Finery
If you google “cultural things to do in Los Angeles”, the search engine will attempt to oblige you but struggle to suggest anything classier than a Universal Studios tour or the Hollywood Walk of Fame. However the one thing it can recommend with certainty is a visit to the Getty museum, so I went there to see what all the fuss it about.
The fuss is warranted. The Getty is one of the wealthiest art museums in the world, and unlike other galleries across the planet, which are housed in converted palazzos, stately homes or industrial buildings, it has a purpose-built campus that is nothing short of stunning. Perched on a mountainside overlooking Brentwood and Bel-Air, it’s a $1.3 billion palace of travertine marble and glass walls, bubbling modernist fountains, and exquisitely curated and manicured gardens. Walking around it felt like being given access to a supervillian’s lair… which in a way isn’t too far from the truth.

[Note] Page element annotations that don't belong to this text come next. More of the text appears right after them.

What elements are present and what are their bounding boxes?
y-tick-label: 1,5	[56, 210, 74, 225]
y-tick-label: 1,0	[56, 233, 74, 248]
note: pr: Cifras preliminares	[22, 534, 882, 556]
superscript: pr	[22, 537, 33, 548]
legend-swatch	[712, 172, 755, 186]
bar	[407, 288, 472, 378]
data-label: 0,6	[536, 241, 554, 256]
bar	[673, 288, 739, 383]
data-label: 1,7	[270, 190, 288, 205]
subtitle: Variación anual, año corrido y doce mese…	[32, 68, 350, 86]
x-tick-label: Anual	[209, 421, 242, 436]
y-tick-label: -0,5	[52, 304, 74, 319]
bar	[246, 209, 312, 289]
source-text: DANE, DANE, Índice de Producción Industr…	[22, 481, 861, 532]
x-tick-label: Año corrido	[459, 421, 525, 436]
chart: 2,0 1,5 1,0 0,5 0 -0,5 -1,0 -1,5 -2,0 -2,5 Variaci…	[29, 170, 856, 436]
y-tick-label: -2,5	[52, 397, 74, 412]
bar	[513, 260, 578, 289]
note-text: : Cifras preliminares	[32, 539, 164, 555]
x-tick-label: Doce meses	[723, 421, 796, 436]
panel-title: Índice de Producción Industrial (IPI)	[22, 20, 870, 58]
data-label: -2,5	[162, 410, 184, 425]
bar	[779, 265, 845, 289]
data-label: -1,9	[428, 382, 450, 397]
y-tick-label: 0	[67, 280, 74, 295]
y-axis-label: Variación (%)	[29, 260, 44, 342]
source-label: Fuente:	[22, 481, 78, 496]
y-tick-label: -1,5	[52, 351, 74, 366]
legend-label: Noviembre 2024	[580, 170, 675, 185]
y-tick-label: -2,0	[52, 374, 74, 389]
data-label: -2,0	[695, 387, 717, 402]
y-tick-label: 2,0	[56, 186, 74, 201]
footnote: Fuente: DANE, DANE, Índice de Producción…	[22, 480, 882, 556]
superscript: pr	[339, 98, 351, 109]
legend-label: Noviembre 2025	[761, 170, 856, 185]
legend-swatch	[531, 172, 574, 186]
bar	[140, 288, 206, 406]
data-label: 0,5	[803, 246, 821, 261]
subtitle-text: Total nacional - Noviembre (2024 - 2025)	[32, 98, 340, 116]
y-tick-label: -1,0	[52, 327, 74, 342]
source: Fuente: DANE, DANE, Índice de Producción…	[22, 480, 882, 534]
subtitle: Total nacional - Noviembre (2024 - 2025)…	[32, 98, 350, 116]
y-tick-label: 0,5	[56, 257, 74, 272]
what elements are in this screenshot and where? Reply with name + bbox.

The actual galleries themselves are filled with 14th century illuminated manuscripts, 16th century religious icons, 17th century carved ivory, 18th century still lifes, and 19th and 20th century masterpieces by Van Gogh, Pissaro, Monet, Manet, Renoir and Munch.
Here’s a selection of images that I call Notable Pissed Off Faces of Great Art.

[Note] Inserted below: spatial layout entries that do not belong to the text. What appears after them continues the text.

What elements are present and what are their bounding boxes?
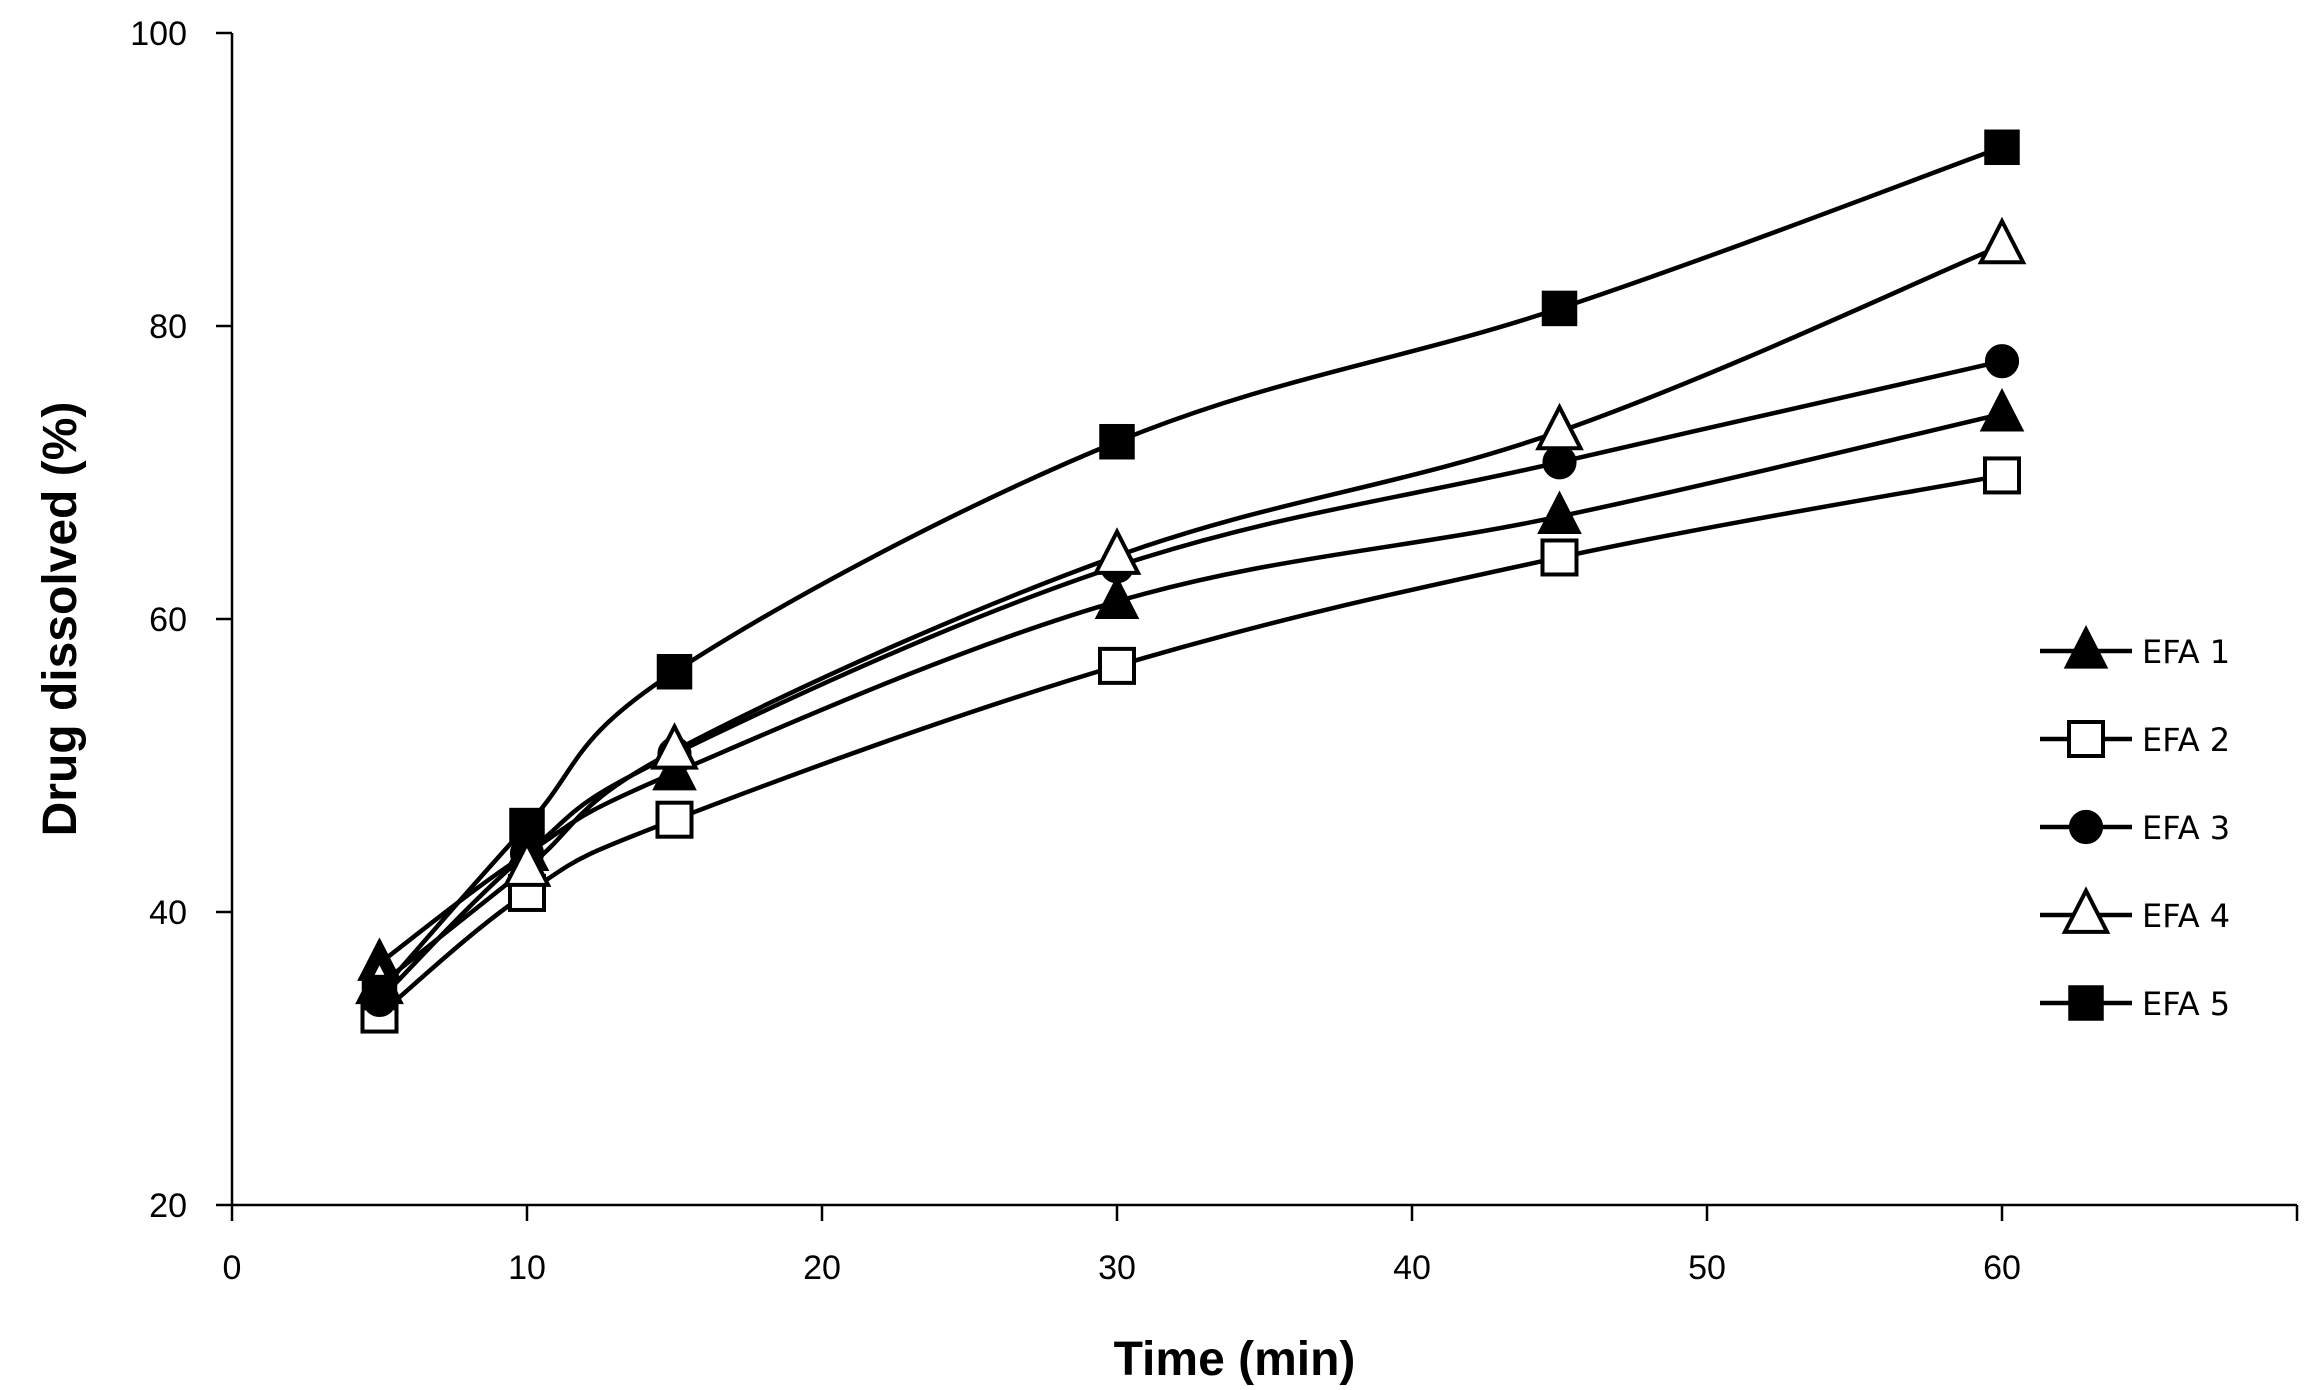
series-efa-4 [355, 216, 2027, 1005]
x-tick-label: 0 [223, 1249, 242, 1287]
data-point [1092, 527, 1142, 575]
legend-item: EFA 4 [2040, 886, 2230, 935]
data-point [1977, 216, 2027, 265]
series-line [378, 473, 2003, 1017]
legend-item: EFA 1 [2040, 625, 2230, 671]
series-efa-1 [357, 387, 2025, 981]
data-point [656, 653, 693, 690]
x-tick-label: 40 [1393, 1249, 1431, 1287]
data-point [655, 800, 694, 839]
data-point [502, 839, 552, 887]
data-point [1094, 575, 1140, 619]
series-line [378, 411, 2003, 966]
legend-label: EFA 1 [2142, 633, 2230, 671]
series-line [377, 358, 2003, 1002]
data-point [1979, 387, 2025, 432]
x-tick-label: 50 [1688, 1249, 1726, 1287]
legend-marker [2063, 625, 2109, 669]
data-point [1540, 538, 1579, 577]
legend: EFA 1 EFA 2 EFA 3 EFA 4 EFA 5 [2040, 625, 2230, 1023]
data-point [1541, 290, 1578, 327]
series-efa-5 [361, 129, 2020, 1011]
y-tick-label: 100 [130, 15, 187, 53]
legend-item: EFA 2 [2040, 720, 2230, 759]
legend-item: EFA 3 [2040, 809, 2230, 847]
x-tick-label: 20 [803, 1249, 841, 1287]
data-point [1983, 456, 2021, 495]
y-tick-label: 20 [149, 1187, 187, 1225]
legend-marker [2068, 985, 2104, 1021]
x-axis-title: Time (min) [1114, 1333, 1356, 1386]
series-line [378, 243, 2003, 988]
y-tick-label: 40 [149, 894, 187, 932]
legend-label: EFA 5 [2142, 985, 2230, 1023]
axes: 20 40 60 80 100 0 10 20 30 40 50 60 [130, 15, 2299, 1287]
series-line [377, 145, 2003, 995]
legend-marker [2061, 886, 2111, 934]
data-point [1535, 402, 1584, 451]
y-tick-label: 60 [149, 601, 187, 639]
series-efa-3 [362, 344, 2020, 1017]
x-tick-label: 30 [1098, 1249, 1136, 1287]
data-point [1984, 129, 2020, 166]
legend-marker [2067, 720, 2105, 758]
data-point [1537, 490, 1582, 535]
y-tick-label: 80 [149, 308, 187, 346]
data-point [1098, 646, 1136, 685]
data-point [1099, 423, 1135, 460]
data-point [1542, 445, 1577, 480]
data-point [509, 807, 545, 844]
legend-label: EFA 2 [2142, 721, 2230, 759]
legend-label: EFA 4 [2142, 897, 2230, 935]
data-point [1984, 344, 2020, 379]
legend-marker [2068, 809, 2104, 845]
series-layer [355, 129, 2027, 1034]
data-point [650, 722, 699, 770]
x-tick-label: 60 [1983, 1249, 2021, 1287]
legend-label: EFA 3 [2142, 809, 2230, 847]
y-axis-title: Drug dissolved (%) [34, 402, 87, 837]
x-tick-label: 10 [508, 1249, 546, 1287]
data-point [361, 974, 398, 1011]
legend-item: EFA 5 [2040, 985, 2230, 1023]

Those last two are from a work I like to call ‘The Denunciation'. Whereas The Annunciation was about heralding the birth of our Saviour, the Denunciation is about getting that bitch Sharon in trouble with HR.
But the Getty is vast, so even though I arrived as it opened and stayed almost until it closed, I only saw about half of it. Excess is, in art as with everything else, as American as apple pie.